Nearly doubling the efficiency of a breakthrough photovoltaic cell they created last year, UCLA researchers have developed a tandem-structure transparent organic photovoltaic (TOPV) device which is a two-layer, transparent solar film that could be placed on windows, sunroofs, smartphone displays and other surfaces to harvest energy from the sun.
Whilst the new cells only convert a small amount of energy compared to the leading technologies (7.3% vs 44%) their flexible transparent properties mean that they potentially could be applied to just about any glass surface as well as building walls, vehicle panels and other areas not suitable for normal rigid panels.
The new device is composed of two thin polymer solar cells that collect sunlight and convert it to power. It’s more efficient than previous version, because its two cells absorb more light than single-layer solar devices, because it uses light from a wider portion of the solar spectrum, and because it incorporates a layer of novel materials between the two cells to reduce energy loss.
Researchers led by Yang Yang, the Carol and Lawrence E. Tannas, Jr., Professor of Engineering at the UCLA Henry Samueli School of Engineering and Applied Science, said the new cells could serve as a power-generating layer on windows and smartphone displays without compromising users’ ability to see through the surface. The cells can be produced so that they appear light gray, green or brown, and so can blend with the color and design features of buildings and surfaces.
“Using two solar cells with the new interfacial materials in between produces close to two times the energy we originally observed,” said Yang, who is also director of the Nano Renewable Energy Center at the California NanoSystems Institute at UCLA. “We anticipate this device will offer new directions for solar cells, including the creation of solar windows on homes and office buildings.”
The tandem polymer solar cells are made of a photoactive plastic. A single-cell device absorbs only about 40 percent of the infrared light that passes through. The tandem device — which includes a cell composed of a new infrared-sensitive polymer developed by UCLA researchers — absorbs up to 80 percent of infrared light plus a small amount of visible light.
Chun-Chao Chen, a graduate student in the UCLA materials science and engineering department who is the paper’s primary author, said using transparent and semi-transparent cells together increases the device’s efficiency, and that the materials were processed at low temperatures, making them relatively easy to manufacture.
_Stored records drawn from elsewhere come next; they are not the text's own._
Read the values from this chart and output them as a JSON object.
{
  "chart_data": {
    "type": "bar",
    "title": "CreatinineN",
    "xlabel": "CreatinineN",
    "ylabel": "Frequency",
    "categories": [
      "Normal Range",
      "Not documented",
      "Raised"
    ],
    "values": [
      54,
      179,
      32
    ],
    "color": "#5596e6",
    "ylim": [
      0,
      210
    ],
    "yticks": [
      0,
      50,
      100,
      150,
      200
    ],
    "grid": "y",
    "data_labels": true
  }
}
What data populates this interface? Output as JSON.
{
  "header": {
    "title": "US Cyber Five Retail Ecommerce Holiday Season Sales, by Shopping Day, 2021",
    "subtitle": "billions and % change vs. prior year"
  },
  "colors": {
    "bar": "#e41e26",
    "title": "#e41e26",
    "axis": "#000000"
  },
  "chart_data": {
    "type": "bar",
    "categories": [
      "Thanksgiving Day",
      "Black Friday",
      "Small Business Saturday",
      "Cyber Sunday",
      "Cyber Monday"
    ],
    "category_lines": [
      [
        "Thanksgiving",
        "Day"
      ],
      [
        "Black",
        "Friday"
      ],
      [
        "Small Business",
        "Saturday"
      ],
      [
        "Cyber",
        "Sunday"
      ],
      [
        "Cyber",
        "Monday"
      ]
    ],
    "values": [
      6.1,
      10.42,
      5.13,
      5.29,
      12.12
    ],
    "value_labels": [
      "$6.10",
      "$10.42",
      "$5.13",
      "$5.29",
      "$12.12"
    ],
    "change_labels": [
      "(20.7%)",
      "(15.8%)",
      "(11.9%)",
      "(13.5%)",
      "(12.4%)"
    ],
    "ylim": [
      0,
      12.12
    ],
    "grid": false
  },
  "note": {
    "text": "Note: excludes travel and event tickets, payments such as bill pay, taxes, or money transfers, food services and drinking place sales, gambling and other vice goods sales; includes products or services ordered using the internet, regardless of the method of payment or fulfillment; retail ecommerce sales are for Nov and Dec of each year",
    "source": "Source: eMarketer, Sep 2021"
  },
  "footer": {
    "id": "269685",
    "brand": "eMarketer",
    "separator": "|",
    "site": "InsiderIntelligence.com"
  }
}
Other authors of the study were Gang Li, a staff researcher in the materials science and engineering department at UCLA; Jing Gao, a materials science and engineering graduate student; and Letian Dou and Wei-Hsuan Chang, graduate students in the UCLA materials science and engineering department and the California NanoSystems Institute.
The research was funded by the Air Force Office of Scientific Research, the Office of Naval Research and EFL Tech.
The UCLA Henry Samueli School of Engineering and Applied Science, established in 1945, offers 28 academic and professional degree programs and has an enrollment of more than 5,000 students. The school’s distinguished faculty are leading research to address many of the critical challenges of the 21st century, including renewable energy, clean water, health care, wireless sensing and networking, and cybersecurity. Ranked among the top 10 engineering schools at public universities nationwide, the school is home to eight multimillion-dollar interdisciplinary research centers in wireless sensor systems, wireless health, nanoelectronics, nanomedicine, renewable energy, customized computing, the smart grid, and the Internet, all funded by federal and private agencies and individual donors.